Answer:
A. 3.36g of Na.
B. 14.62g of Ba3(PO4)2.
Explanation:
We'll begin by writing the balanced equation for the reaction. This is given below:
3Ba + 2Na3PO4 → 6Na + Ba3(PO4)2
Next, we shall determine the mass of Ba that reacted and the mass of Na and Ba3(PO4)2 produced from the equation.
This is illustrated below:
Molar Mass of Ba = 137g/mol
Mass of Ba from the balanced equation = 3 x 137 = 411g
Molar mass of Na = 23g/mol
Mass of Na from the balanced equation = 6 x 23 = 138g
Molar mass of Ba3(PO4)2 = (3 x 137) + 2[31 + (4x16)] = 411 + 2[31 + 64] = 601g/mol
Mass of Ba3(PO4)2 from the balanced equation = 1 x 601 = 601g
Summary:
From the balanced equation above,
411g of Ba reacted to produce 138g of Na and 601g of Ba3(PO4)2.

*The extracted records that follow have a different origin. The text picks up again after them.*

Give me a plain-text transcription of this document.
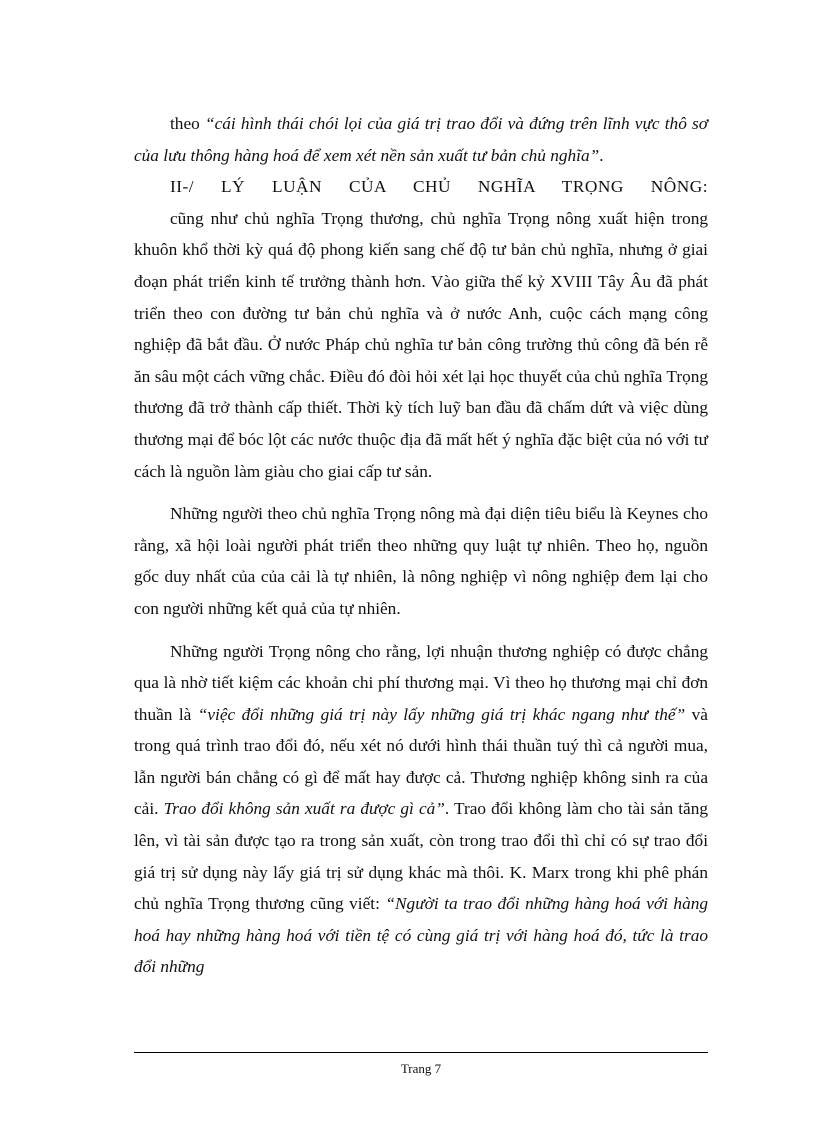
theo “cái hình thái chói lọi của giá trị trao đổi và đứng trên lĩnh vực thô sơ của lưu thông hàng hoá để xem xét nền sản xuất tư bản chủ nghĩa”.

II-/ LÝ LUẬN CỦA CHỦ NGHĨA TRỌNG NÔNG:

cũng như chủ nghĩa Trọng thương, chủ nghĩa Trọng nông xuất hiện trong khuôn khổ thời kỳ quá độ phong kiến sang chế độ tư bản chủ nghĩa, nhưng ở giai đoạn phát triển kinh tế trưởng thành hơn. Vào giữa thế kỷ XVIII Tây Âu đã phát triển theo con đường tư bản chủ nghĩa và ở nước Anh, cuộc cách mạng công nghiệp đã bắt đầu. Ở nước Pháp chủ nghĩa tư bản công trường thủ công đã bén rễ ăn sâu một cách vững chắc. Điều đó đòi hỏi xét lại học thuyết của chủ nghĩa Trọng thương đã trở thành cấp thiết. Thời kỳ tích luỹ ban đầu đã chấm dứt và việc dùng thương mại để bóc lột các nước thuộc địa đã mất hết ý nghĩa đặc biệt của nó với tư cách là nguồn làm giàu cho giai cấp tư sản.

Những người theo chủ nghĩa Trọng nông mà đại diện tiêu biểu là Keynes cho rằng, xã hội loài người phát triển theo những quy luật tự nhiên. Theo họ, nguồn gốc duy nhất của của cải là tự nhiên, là nông nghiệp vì nông nghiệp đem lại cho con người những kết quả của tự nhiên.

Những người Trọng nông cho rằng, lợi nhuận thương nghiệp có được chẳng qua là nhờ tiết kiệm các khoản chi phí thương mại. Vì theo họ thương mại chỉ đơn thuần là “việc đổi những giá trị này lấy những giá trị khác ngang như thế” và trong quá trình trao đổi đó, nếu xét nó dưới hình thái thuần tuý thì cả người mua, lẫn người bán chẳng có gì để mất hay được cả. Thương nghiệp không sinh ra của cải. Trao đổi không sản xuất ra được gì cả”. Trao đổi không làm cho tài sản tăng lên, vì tài sản được tạo ra trong sản xuất, còn trong trao đổi thì chỉ có sự trao đổi giá trị sử dụng này lấy giá trị sử dụng khác mà thôi. K. Marx trong khi phê phán chủ nghĩa Trọng thương cũng viết: “Người ta trao đổi những hàng hoá với hàng hoá hay những hàng hoá với tiền tệ có cùng giá trị với hàng hoá đó, tức là trao đổi những

Trang 7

A. Determination of the mass of Na produced by reacting 10g of Ba.
From the balanced equation above,
411g of Ba reacted to produce 138g of Na.
Therefore, 10g of Ba will react to produce = (10 x 138)/411 = 3.36g of Na.
Therefore, 3.36g of Na is produced.
B. Determination of the mass of Ba3(PO4)2 produced by reacting 10g of Ba.
From the balanced equation above,
411g of Ba reacted to produce 601g of Ba3(PO4)2.
Therefore, 10g of Ba will react to produce = (10 x 601)/411 = 14.62g of Ba3(PO4)2.
Therefore, 14.62g of Ba3(PO4)2 is produced.